On Sep 30, 2014, at 11:25 PM, Sean Farley wrote:
> 
> Ryan Schmidt writes:
> 
>> On Sep 30, 2014, at 10:48 PM, Sean Farley wrote:
>>> 
>>> Variants create a new node in the dependency DAG. Subports create a new
>>> node in the dependency DAG. There is no topological difference. The only
>>> difference is in how they were implemented.
>> 
>> As far as I understand, variants are not involved in the dependency DAG in 
>> MacPorts at this time. Only ports/subports are.
> 
> Variants *in MacPorts* are not involved in the DAG *due to
> implementation*. They do indeed change the graph.

I guess I'm not familiar with what graph you're talking about. I'm only 
concerned with how dependencies work in MacPorts, not some other real or 
hypothetical package manager.


>>> It is understandable to not want to implement the greater complexity.
>>> Your proposal is to get rid of gcc for compiling C/C++. If that's the
>>> direction MacPorts wants to go, then I'd request that it be uniform: no
>>> port has any variant to change the C/C++ compilers.
>> 
>> As I understand it, it is indeed our goal for ports not to have variants 
>> that change the C/C++ compilers. However, many ports have gcc variants from 
>> years ago before we fully understood the C++ standard library mismatch 
>> issues and they have not been updated. For each port that has compiler 
>> variants, we would need to examine them to see why they do that, and how to 
>> safely remove them.
> 
> The thorny ports (perhaps more) will be ATLAS and boost. A good place to
> start would be to simplify the ports that use the compilers port group
> and refactor that to make it use the configure.compiler logic. After
> that, there are approximately 118 ports that use gcc as a compiler.

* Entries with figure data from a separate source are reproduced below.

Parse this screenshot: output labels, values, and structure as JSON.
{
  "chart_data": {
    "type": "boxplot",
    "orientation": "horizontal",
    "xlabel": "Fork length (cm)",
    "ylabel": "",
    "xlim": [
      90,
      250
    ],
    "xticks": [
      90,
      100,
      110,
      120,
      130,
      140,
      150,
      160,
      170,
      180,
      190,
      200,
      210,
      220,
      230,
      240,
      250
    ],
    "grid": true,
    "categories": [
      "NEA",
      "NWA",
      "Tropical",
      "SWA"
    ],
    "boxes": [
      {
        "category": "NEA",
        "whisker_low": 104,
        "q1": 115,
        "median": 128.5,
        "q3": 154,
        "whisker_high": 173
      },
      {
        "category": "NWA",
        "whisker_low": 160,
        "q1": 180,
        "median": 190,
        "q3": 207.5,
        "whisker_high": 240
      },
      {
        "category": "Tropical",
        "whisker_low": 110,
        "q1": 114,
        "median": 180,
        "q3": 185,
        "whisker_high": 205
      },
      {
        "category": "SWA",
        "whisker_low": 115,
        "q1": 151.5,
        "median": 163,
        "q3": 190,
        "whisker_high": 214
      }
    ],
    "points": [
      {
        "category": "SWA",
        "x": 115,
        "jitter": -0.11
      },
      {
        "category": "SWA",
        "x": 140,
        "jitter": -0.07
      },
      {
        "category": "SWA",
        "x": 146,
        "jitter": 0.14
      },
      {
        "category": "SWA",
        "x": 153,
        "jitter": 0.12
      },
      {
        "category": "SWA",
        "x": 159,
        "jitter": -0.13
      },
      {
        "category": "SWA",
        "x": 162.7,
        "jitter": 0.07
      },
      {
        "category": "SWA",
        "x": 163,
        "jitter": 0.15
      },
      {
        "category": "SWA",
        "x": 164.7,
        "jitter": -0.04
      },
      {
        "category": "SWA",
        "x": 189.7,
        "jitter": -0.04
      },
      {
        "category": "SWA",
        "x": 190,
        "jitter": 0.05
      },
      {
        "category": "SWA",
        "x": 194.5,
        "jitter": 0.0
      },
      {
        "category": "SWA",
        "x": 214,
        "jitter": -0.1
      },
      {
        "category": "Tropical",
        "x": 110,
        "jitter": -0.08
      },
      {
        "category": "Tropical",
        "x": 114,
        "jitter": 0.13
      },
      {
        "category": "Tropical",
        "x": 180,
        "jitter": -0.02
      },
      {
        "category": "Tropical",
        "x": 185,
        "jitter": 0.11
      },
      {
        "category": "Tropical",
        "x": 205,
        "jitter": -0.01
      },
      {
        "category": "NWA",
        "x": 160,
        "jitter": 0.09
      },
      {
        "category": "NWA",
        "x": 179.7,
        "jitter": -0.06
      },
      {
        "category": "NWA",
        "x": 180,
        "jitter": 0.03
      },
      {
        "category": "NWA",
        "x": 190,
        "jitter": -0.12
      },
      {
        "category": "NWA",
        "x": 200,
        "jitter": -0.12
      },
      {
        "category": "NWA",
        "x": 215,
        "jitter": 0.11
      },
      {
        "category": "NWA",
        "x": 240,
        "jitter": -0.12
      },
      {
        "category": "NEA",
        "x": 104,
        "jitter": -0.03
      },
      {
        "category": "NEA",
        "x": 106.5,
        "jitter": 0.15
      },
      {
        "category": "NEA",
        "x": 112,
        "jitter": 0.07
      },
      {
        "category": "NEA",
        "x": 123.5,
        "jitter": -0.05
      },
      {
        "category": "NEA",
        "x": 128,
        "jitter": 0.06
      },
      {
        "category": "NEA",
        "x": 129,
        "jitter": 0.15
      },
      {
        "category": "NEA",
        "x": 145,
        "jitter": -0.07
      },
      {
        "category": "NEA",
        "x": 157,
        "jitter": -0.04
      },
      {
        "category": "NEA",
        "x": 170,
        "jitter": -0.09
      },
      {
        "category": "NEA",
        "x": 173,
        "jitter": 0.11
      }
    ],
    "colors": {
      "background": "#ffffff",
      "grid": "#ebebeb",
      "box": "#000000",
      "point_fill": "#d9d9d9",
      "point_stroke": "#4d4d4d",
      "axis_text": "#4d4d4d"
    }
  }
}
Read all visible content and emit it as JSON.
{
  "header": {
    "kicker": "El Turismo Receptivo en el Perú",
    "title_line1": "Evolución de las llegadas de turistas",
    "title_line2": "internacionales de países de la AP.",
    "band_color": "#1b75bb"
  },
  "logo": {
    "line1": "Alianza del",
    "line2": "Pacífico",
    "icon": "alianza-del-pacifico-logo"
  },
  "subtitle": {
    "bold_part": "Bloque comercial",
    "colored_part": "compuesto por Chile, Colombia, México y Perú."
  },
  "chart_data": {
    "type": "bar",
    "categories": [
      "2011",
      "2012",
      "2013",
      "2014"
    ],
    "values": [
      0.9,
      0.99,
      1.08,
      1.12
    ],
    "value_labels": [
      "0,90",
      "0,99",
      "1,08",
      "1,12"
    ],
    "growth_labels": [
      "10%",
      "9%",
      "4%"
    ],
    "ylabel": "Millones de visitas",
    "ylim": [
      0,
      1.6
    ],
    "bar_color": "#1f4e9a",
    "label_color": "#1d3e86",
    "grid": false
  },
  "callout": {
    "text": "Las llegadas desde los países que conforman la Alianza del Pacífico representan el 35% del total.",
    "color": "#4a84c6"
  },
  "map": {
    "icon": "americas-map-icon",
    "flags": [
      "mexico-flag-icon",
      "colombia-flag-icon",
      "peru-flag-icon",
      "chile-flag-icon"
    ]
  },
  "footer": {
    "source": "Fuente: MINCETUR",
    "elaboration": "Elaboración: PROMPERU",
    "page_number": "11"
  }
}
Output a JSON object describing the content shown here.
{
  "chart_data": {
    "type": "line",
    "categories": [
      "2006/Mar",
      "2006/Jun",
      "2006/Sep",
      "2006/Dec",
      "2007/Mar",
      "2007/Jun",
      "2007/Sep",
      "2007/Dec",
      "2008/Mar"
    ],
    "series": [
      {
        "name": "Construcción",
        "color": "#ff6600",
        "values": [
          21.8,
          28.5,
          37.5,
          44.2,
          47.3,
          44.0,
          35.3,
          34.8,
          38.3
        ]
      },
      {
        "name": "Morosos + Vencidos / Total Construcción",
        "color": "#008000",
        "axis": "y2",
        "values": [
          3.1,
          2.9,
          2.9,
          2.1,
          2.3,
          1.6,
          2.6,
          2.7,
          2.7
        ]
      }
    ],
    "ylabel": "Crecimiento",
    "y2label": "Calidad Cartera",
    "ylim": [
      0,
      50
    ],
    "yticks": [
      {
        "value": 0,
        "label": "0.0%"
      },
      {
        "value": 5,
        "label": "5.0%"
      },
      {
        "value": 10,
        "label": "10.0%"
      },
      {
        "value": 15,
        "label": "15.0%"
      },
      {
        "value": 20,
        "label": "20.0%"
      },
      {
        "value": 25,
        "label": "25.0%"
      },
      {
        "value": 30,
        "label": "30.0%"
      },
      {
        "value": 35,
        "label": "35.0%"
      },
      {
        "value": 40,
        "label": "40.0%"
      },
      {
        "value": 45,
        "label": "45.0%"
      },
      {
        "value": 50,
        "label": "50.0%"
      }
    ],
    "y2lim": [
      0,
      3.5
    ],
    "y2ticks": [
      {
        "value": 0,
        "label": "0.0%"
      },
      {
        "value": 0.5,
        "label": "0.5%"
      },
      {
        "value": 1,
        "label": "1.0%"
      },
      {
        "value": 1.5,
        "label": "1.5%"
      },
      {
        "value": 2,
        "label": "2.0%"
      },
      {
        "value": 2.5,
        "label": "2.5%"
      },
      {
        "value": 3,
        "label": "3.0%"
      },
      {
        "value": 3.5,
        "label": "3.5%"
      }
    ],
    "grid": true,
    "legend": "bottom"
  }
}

Yes, atlas has a bunch of compiler variants. I would love for most or all of 
them to go away. But part of atlas needs fortran so it needs to deal with that 
at least. And I believe Vince argued that for atlas and other 
performance-critical scientific software it is beneficial to be able to try 
different compilers to get the absolute best performance. I'm not sure who 
actually has time to do that however. Also, atlas already builds itself 
multiple times with different compiler options to get best performance, which 
is why building atlas takes so long.

I already "fixed" boost by removing the use of the mpi portgroup. If mpi 
support needs to be brought back, then a general solution needs to be found for 
the mpi portgroup, which based on what you said earlier might be as simple as 
deferring its work until the pre-configure block.